6.2. Dental Applications

The tooth has unique characteristics, such that soft and hard tissues exist together, with the hard tissue covering the soft tissue, the dental pulp (Figure 1).

Figure 1

Structure of a tooth, DP: dental pulp, D: dentin, and E: enamel. The tooth has a unique structure, such that soft tissue called dental pulp is surrounded by hard tissue, including dentin and enamel.

6.2.1. Soft Tissue

An interesting project regarding dental pulp regeneration is introduced and outlined in this paragraph. The Japanese Cabinet Office recently selected 24 projects to stimulate and promote Japanese medical innovation on November 18, 2008. In general, the projects were selected from among Highly Advanced Medical Treatment Development Fields in Japan. Only one project was selected in the field of dentistry: “The application of new treatments for dental caries/pulpitis through dentine/pulp regeneration using pulp stem cells” (representative of this special project: Dr. Misako Nakashima, Director, National Center for Geriatrics and Gerontology, Oobu City, Aichi, Japan). The basic principle of this research is to apply regenerative medicine using pulp stem cells, GCSF, and collagen solution to treat empty pulp extirpated cavities in patients with a history of pulpectomy and infected root canal treatment [76-86].

Although our department demonstrated that chitosan has numerous potential biological applications in the dental and medical fields [87-100], the disadvantage of chitosan is associated with severe inflammatory reactions, especially in the initial stage (1-2 weeks) after in vivo application [101]. The role of our department in the above-mentioned project is to evaluate the safety and stability of an alternative biomaterial, fish collagen.

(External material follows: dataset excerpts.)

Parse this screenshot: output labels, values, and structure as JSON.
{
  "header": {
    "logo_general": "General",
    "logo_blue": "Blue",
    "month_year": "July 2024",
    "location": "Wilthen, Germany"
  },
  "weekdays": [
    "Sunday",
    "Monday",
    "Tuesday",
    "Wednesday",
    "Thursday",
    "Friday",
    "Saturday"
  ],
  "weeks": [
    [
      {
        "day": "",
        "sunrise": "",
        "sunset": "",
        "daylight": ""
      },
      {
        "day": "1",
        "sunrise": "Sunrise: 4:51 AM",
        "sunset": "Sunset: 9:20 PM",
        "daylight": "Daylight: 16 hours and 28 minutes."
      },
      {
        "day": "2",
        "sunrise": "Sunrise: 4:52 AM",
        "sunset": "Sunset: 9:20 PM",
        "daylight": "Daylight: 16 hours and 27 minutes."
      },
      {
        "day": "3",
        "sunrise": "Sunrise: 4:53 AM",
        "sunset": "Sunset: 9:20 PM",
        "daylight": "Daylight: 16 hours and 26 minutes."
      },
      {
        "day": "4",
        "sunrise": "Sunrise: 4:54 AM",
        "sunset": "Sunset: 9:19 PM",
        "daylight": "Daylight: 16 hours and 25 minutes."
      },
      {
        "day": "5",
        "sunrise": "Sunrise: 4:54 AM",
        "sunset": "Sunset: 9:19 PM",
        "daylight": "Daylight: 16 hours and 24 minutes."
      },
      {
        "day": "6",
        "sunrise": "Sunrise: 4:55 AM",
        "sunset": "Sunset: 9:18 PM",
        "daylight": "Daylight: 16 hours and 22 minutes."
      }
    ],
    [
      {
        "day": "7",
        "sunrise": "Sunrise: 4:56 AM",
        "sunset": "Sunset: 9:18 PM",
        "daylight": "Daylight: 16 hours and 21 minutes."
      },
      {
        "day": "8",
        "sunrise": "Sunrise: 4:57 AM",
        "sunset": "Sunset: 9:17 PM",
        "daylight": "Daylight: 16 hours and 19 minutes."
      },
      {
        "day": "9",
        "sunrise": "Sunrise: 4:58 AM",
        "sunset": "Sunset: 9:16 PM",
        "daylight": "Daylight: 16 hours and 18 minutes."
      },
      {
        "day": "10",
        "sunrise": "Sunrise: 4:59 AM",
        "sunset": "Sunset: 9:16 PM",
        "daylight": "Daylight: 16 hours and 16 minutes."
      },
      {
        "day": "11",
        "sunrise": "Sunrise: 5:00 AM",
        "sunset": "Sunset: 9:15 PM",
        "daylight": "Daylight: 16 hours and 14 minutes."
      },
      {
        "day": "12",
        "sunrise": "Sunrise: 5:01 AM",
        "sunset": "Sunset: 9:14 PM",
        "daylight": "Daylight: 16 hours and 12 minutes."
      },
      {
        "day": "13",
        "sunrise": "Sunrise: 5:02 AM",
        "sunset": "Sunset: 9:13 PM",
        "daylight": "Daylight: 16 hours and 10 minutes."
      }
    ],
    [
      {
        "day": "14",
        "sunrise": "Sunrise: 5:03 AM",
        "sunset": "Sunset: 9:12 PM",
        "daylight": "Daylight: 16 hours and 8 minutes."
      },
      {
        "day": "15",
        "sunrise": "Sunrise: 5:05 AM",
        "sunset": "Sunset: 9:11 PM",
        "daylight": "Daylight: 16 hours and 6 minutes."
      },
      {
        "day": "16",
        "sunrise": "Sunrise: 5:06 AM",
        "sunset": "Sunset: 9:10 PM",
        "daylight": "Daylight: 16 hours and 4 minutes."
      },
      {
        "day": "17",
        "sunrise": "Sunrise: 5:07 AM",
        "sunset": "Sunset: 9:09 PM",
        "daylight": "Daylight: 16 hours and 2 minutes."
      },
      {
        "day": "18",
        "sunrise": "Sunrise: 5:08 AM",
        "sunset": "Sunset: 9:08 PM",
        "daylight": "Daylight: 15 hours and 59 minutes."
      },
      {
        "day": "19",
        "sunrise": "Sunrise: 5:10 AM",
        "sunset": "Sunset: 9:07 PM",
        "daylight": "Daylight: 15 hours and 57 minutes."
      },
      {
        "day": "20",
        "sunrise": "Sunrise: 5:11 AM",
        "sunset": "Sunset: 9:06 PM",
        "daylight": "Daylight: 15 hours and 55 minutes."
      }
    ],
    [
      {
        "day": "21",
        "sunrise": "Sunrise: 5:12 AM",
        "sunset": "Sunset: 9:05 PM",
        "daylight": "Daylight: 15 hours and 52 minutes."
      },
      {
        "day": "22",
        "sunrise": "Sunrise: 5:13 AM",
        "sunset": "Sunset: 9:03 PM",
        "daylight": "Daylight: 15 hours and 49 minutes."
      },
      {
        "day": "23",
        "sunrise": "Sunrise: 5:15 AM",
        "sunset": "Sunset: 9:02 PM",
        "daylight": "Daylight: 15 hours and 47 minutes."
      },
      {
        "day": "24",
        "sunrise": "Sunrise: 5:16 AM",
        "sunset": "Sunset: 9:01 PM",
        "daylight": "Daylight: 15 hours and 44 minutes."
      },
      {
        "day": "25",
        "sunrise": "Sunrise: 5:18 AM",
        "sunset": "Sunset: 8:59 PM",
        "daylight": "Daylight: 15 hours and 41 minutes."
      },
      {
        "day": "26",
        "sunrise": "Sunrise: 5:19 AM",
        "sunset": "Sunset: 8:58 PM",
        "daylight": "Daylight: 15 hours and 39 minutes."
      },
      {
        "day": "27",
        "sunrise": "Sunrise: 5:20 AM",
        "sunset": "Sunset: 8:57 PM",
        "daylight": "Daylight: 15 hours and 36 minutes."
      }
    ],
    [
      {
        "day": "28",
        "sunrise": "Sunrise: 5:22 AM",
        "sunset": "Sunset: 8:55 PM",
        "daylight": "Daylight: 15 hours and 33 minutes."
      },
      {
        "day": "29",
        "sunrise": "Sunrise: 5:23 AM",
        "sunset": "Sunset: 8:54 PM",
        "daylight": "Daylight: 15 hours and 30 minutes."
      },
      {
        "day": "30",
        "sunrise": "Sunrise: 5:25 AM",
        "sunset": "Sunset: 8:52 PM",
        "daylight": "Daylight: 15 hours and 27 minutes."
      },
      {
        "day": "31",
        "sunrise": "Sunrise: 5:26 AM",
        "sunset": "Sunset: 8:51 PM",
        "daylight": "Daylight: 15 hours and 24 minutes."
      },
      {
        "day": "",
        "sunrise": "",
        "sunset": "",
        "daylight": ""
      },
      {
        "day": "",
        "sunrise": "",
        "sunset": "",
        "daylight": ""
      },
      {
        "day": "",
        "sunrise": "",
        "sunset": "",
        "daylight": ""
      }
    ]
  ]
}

Furthermore, our goal is to establish standard operating procedures for the transportation of extracted tooth and isolated pulp stem cells in order to popularize this special treatment among general practitioners at dental clinics.

6.2.2. Hard Tissue

The aim of hard tissue regenerative medicine in the field of dentistry is to treat defects of the alveolar and/or jaw bone originating from diverse etiologies. Several procedures have been developed to achieve periodontal regeneration, including bone graft placement, guided tissue/bone regeneration, and the use of various growth factors and/or host-modulating agents (e.g., Emdogain and parathyroid hormone) [102, 103].

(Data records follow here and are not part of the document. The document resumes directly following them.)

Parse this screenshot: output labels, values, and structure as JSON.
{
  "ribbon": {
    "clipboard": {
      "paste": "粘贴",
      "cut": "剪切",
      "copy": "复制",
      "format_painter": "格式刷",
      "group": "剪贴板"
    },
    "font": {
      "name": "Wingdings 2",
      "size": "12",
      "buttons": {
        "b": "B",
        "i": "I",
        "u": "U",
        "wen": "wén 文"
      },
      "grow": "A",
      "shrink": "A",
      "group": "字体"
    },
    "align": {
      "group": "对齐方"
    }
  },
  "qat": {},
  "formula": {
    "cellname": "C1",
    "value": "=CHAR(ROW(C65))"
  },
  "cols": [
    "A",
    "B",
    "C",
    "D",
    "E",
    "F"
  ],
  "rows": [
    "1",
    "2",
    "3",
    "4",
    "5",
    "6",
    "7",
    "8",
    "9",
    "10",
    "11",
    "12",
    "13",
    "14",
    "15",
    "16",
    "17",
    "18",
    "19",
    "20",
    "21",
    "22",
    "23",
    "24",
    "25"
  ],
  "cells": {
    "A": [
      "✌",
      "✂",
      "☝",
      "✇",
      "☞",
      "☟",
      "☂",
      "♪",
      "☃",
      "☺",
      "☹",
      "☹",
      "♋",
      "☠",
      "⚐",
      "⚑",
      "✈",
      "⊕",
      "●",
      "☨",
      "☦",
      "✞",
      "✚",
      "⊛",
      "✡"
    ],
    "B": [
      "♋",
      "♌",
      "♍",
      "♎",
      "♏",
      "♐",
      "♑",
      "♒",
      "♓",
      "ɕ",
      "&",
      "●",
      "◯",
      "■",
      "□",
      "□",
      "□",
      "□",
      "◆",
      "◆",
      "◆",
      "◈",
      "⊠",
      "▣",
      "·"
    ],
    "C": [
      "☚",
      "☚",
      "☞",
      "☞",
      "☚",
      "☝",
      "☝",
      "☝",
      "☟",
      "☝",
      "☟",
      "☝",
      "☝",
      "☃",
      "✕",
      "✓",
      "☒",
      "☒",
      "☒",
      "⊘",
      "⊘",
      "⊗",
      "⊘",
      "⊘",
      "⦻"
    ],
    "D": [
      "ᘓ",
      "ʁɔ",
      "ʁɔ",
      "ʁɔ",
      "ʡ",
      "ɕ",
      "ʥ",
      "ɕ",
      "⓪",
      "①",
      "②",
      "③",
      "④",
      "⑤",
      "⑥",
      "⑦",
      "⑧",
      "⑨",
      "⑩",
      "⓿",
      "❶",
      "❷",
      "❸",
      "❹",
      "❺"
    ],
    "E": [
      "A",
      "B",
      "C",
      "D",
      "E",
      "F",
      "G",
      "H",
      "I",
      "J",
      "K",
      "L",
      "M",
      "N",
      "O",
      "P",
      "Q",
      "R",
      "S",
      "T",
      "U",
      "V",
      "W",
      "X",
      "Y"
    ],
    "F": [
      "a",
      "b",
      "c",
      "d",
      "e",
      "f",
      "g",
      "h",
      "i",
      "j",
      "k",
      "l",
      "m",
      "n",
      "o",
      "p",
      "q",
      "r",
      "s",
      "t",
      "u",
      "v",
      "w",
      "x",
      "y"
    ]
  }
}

The degradation or denaturation of salmon atelocollagen by γ-irradiation affects the rate of proliferation of MC3T3-E1 cells [42]. Human periodontal ligament fibroblasts are able to grow and exhibit a highly differentiated activity on salmon collagen gel as well as porcine collagen [40]. Including an appropriate functional scaffold (i.e., intricate 3D mesh composed of salmon collagen-coated fibers) may potentially improve the osteogenic potential of cultured periosteal sheets as a graft biomaterial both in vitro and in vivo [104]. Furthermore, fish collagen peptides promote posttranscriptional modification for collagen maturation and the gene expression for cell differentiation in osteoblastic cells [105, 106]. These findings indicate that fish collagen application in situ may promote hard tissue formation as both a scaffold for seeded cells and a nutritional factor for growth.

7. Problems regarding the Use of Fish Collagen in Regenerative Medicine

The safety of fish collagen has been investigated according to ISOstandards. It is important that further in vitro and in vivo studies be conducted in order to examine the immunological reactions induced by fish collagen prior to clinical application. In particular, in situ experiments using large animals, such as dogs, are indispensable, as inflammatory and immunological responses observed in animal experiments using rats and mice are generally thought to be weak compared to those observed in large animals.

8. Conclusions

Taking into account the possibility of zoonosis, a variety of recent reports using fish collagen as a scaffold have been published. Considering the factors involved in fabrication, such as the denaturation temperature and issues regarding biological safety, atelocollagen originating from tropical fish is thought to be a suitable biomaterial for use in clinical regenerative medicine. However, further animal experiments are needed before the material can be applied clinically.